The band was Delta Rae, a Durham six-piece comprising three siblings - Ian, Eric (who notably wrote "Cooler Than Me" with Mike Posner) and Brittany Hölljes - and their friends Elizabeth Hopkins, Mike McKee and Grant Emerson. The group formed in late 2009, touring and self-releasing a five-track EP during the next few years. As it turned out, Delta Rae manager Adam Schlossman knew the doctor, who recommended the group to Stein without ever listening to the music. "Seymour told us later that he initially took the meeting as a favor, with very low expectations," Ian Hölljes says. "It's been absolutely surreal."

Stein and Sire A&R executive Eric McLellan signed the band shortly thereafter, encouraged by the group's songwriting, which falls somewhere between the bluesy sound of Alabama Shakes and the country pop of Lady Antebellum. "There seems to be a resurgence of Americana music coming out," McLellan says. "A lot of bands we're noticing and enjoying have that sound. What's great about Delta Rae is that it comes from the Carolinas, so of course they have that classic sound. But they also have a commercial aspect."

That sound can be heard on Delta Rae's forthcoming debut, "Carry the Fire," which arrives June 19 on Sire/Warner and has been teased with the thumping single "Bottom of the River." The album, which was recorded before the band inked its label deal, was financed through a Kickstarter campaign launched in June 2011 that raised $28,000 from 293 backers. (Incentives for pledges included advance copies of the album, handwritten lyrics and - at the highest level - a cover tune of the contributor's choice.) The disc, recorded at Brooklyn's Angelhouse Studios and Asheville, N.C.'s Echo Mountain, as well Delta Rae's house in Durham, was finished by the time the band signed with Sire/Warner early this year.

"We found Alex Wong, our producer; booked the studio; and financed the whole process based almost entirely on the Kickstarter funds," Schlossman says. "Up until the day we signed, we always felt it necessary and practical to have everything in place to release the album on our own. Going through that process was extraordinarily informative but, ultimately, we are thrilled to have such a great partner in Sire/Warner."

The songs on the album, which Hölljes says are tied together by "the passion of the singers' vocals and the pursuit of great songwriting," were untouched by the label. "We were able to execute the vision we had for our album," he says. "[Sire/Warner] made zero changes. What people end up hearing is exactly what we recorded."

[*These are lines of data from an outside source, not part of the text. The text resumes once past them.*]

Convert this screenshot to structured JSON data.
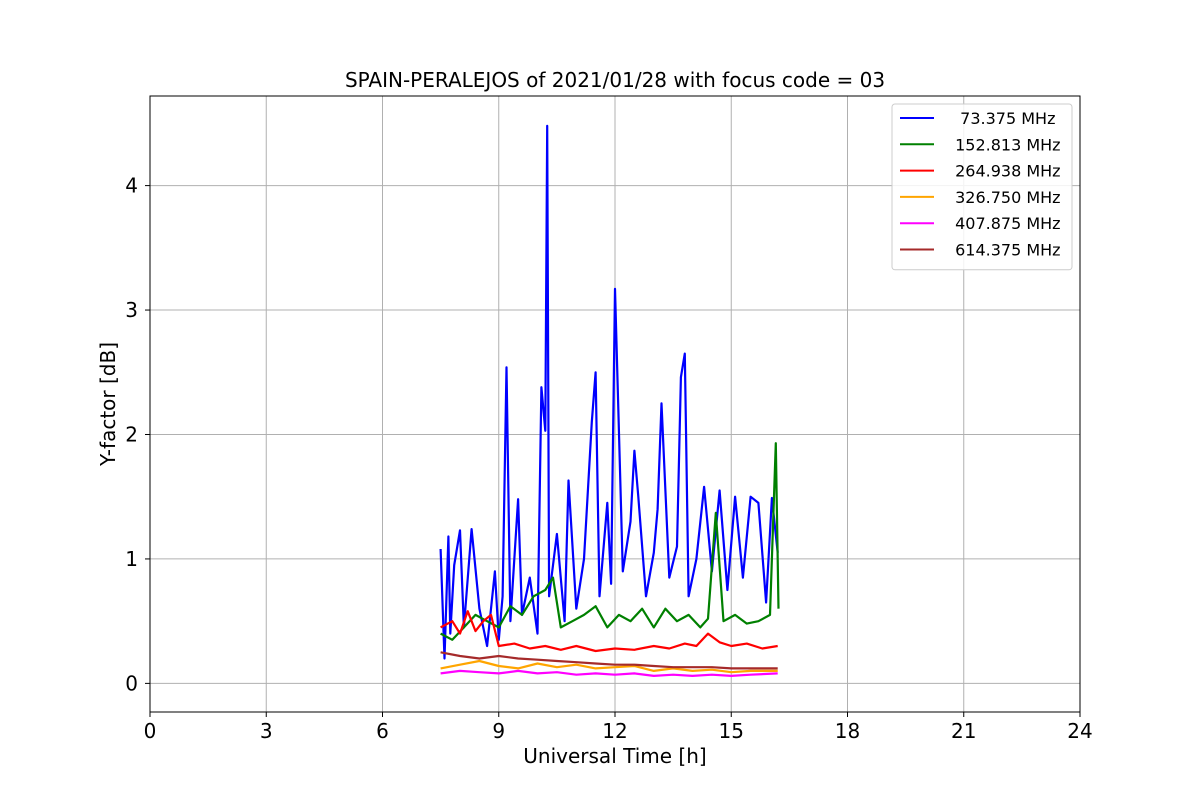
{
  "chart_data": {
    "type": "line",
    "title": "SPAIN-PERALEJOS of 2021/01/28 with focus code = 03",
    "xlabel": "Universal Time [h]",
    "ylabel": "Y-factor [dB]",
    "xlim": [
      0,
      24
    ],
    "ylim": [
      -0.23,
      4.72
    ],
    "xticks": [
      0,
      3,
      6,
      9,
      12,
      15,
      18,
      21,
      24
    ],
    "xtick_labels": [
      "0",
      "3",
      "6",
      "9",
      "12",
      "15",
      "18",
      "21",
      "24"
    ],
    "yticks": [
      0,
      1,
      2,
      3,
      4
    ],
    "ytick_labels": [
      "0",
      "1",
      "2",
      "3",
      "4"
    ],
    "grid": true,
    "legend_position": "top-right",
    "series": [
      {
        "name": "  73.375 MHz",
        "color": "#0000ff",
        "x": [
          7.5,
          7.6,
          7.7,
          7.75,
          7.85,
          8.0,
          8.1,
          8.3,
          8.5,
          8.7,
          8.9,
          9.0,
          9.1,
          9.2,
          9.3,
          9.5,
          9.6,
          9.8,
          10.0,
          10.1,
          10.2,
          10.25,
          10.3,
          10.4,
          10.5,
          10.7,
          10.8,
          11.0,
          11.2,
          11.4,
          11.5,
          11.6,
          11.8,
          11.9,
          12.0,
          12.2,
          12.4,
          12.5,
          12.6,
          12.8,
          13.0,
          13.1,
          13.2,
          13.4,
          13.6,
          13.7,
          13.8,
          13.9,
          14.1,
          14.3,
          14.5,
          14.7,
          14.9,
          15.1,
          15.3,
          15.5,
          15.7,
          15.9,
          16.05,
          16.2
        ],
        "y": [
          1.08,
          0.2,
          1.18,
          0.4,
          0.95,
          1.23,
          0.45,
          1.24,
          0.6,
          0.3,
          0.9,
          0.35,
          0.7,
          2.54,
          0.5,
          1.48,
          0.55,
          0.85,
          0.4,
          2.38,
          2.03,
          4.48,
          0.7,
          0.95,
          1.2,
          0.5,
          1.63,
          0.6,
          1.0,
          2.1,
          2.5,
          0.7,
          1.45,
          0.8,
          3.17,
          0.9,
          1.3,
          1.87,
          1.5,
          0.7,
          1.05,
          1.4,
          2.25,
          0.85,
          1.1,
          2.46,
          2.65,
          0.7,
          1.0,
          1.58,
          0.9,
          1.55,
          0.75,
          1.5,
          0.85,
          1.5,
          1.45,
          0.65,
          1.49,
          1.05
        ]
      },
      {
        "name": " 152.813 MHz",
        "color": "#008000",
        "x": [
          7.5,
          7.8,
          8.1,
          8.4,
          8.7,
          9.0,
          9.3,
          9.6,
          9.9,
          10.2,
          10.4,
          10.6,
          10.9,
          11.2,
          11.5,
          11.8,
          12.1,
          12.4,
          12.7,
          13.0,
          13.3,
          13.6,
          13.9,
          14.2,
          14.4,
          14.6,
          14.8,
          15.1,
          15.4,
          15.7,
          16.0,
          16.15,
          16.22
        ],
        "y": [
          0.4,
          0.35,
          0.45,
          0.55,
          0.5,
          0.45,
          0.62,
          0.55,
          0.7,
          0.75,
          0.85,
          0.45,
          0.5,
          0.55,
          0.62,
          0.45,
          0.55,
          0.5,
          0.6,
          0.45,
          0.6,
          0.5,
          0.55,
          0.45,
          0.52,
          1.37,
          0.5,
          0.55,
          0.48,
          0.5,
          0.55,
          1.93,
          0.6
        ]
      },
      {
        "name": " 264.938 MHz",
        "color": "#ff0000",
        "x": [
          7.5,
          7.8,
          8.0,
          8.2,
          8.4,
          8.6,
          8.8,
          9.0,
          9.4,
          9.8,
          10.2,
          10.6,
          11.0,
          11.5,
          12.0,
          12.5,
          13.0,
          13.4,
          13.8,
          14.1,
          14.4,
          14.7,
          15.0,
          15.4,
          15.8,
          16.2
        ],
        "y": [
          0.45,
          0.5,
          0.4,
          0.58,
          0.42,
          0.5,
          0.55,
          0.3,
          0.32,
          0.28,
          0.3,
          0.27,
          0.3,
          0.26,
          0.28,
          0.27,
          0.3,
          0.28,
          0.32,
          0.3,
          0.4,
          0.33,
          0.3,
          0.32,
          0.28,
          0.3
        ]
      },
      {
        "name": " 326.750 MHz",
        "color": "#ffa500",
        "x": [
          7.5,
          8.0,
          8.5,
          9.0,
          9.5,
          10.0,
          10.5,
          11.0,
          11.5,
          12.0,
          12.5,
          13.0,
          13.5,
          14.0,
          14.5,
          15.0,
          15.5,
          16.2
        ],
        "y": [
          0.12,
          0.15,
          0.18,
          0.14,
          0.12,
          0.16,
          0.13,
          0.15,
          0.12,
          0.13,
          0.14,
          0.1,
          0.12,
          0.1,
          0.11,
          0.09,
          0.1,
          0.1
        ]
      },
      {
        "name": " 407.875 MHz",
        "color": "#ff00ff",
        "x": [
          7.5,
          8.0,
          8.5,
          9.0,
          9.5,
          10.0,
          10.5,
          11.0,
          11.5,
          12.0,
          12.5,
          13.0,
          13.5,
          14.0,
          14.5,
          15.0,
          15.5,
          16.2
        ],
        "y": [
          0.08,
          0.1,
          0.09,
          0.08,
          0.1,
          0.08,
          0.09,
          0.07,
          0.08,
          0.07,
          0.08,
          0.06,
          0.07,
          0.06,
          0.07,
          0.06,
          0.07,
          0.08
        ]
      },
      {
        "name": " 614.375 MHz",
        "color": "#a52a2a",
        "x": [
          7.5,
          8.0,
          8.5,
          9.0,
          9.5,
          10.0,
          10.5,
          11.0,
          11.5,
          12.0,
          12.5,
          13.0,
          13.5,
          14.0,
          14.5,
          15.0,
          15.5,
          16.2
        ],
        "y": [
          0.25,
          0.22,
          0.2,
          0.22,
          0.2,
          0.19,
          0.18,
          0.17,
          0.16,
          0.15,
          0.15,
          0.14,
          0.13,
          0.13,
          0.13,
          0.12,
          0.12,
          0.12
        ]
      }
    ]
  }
}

Sire clearly has a special relationship with Delta Rae, and the group will tour for most of the year, making its late-night TV debut on "The Tonight Show With Jay Leno" on June 25. In addition, Stein invited the act to perform at the Grammy Museum in Los Angeles after he makes a speaking appearance there on June 20. "I've had a lot of weird things happen to me in my career and my life," Stein says. "This is, if not the weirdest, certainly one of the weirdest. The band is incredible, and it's going to be enormous."

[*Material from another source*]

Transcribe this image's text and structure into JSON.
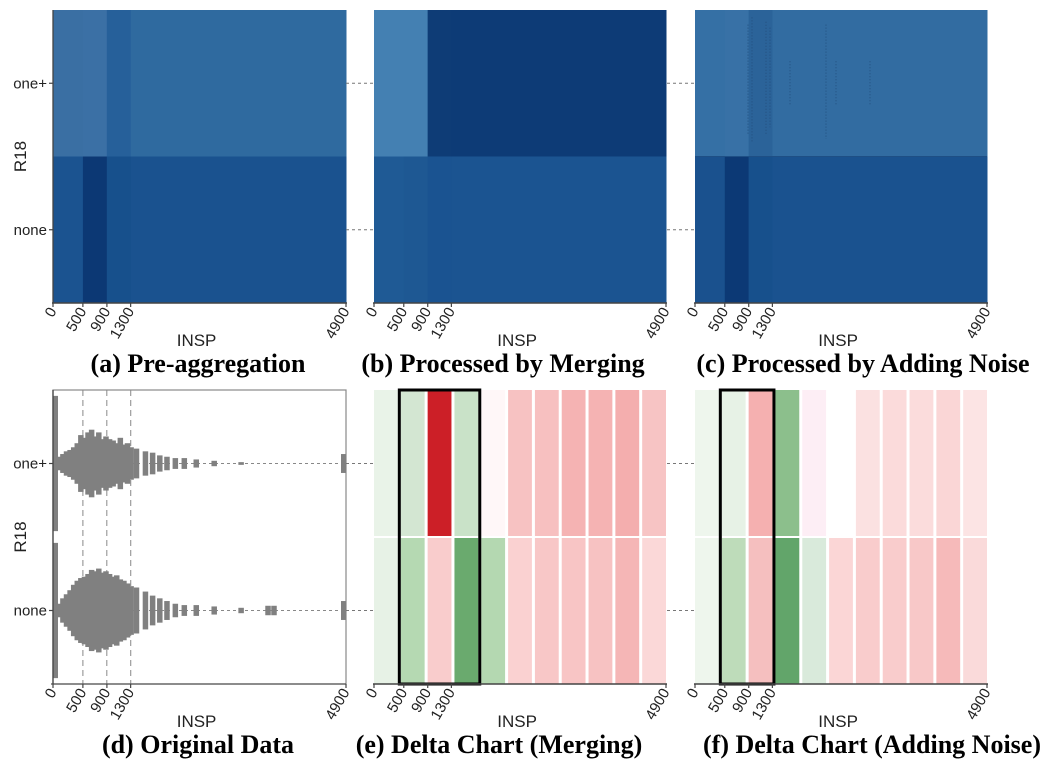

The group, which mainly seems interested in writing and performing well-written, impassioned songs, feels a surprising lack of pressure from its connection to Stein. "The affirmation we get from Seymour is a huge wind in our sails," Hölljes says. "We're trusting that he fell in love with what he heard when we first came into his office, and that we're going to keep letting that engine run."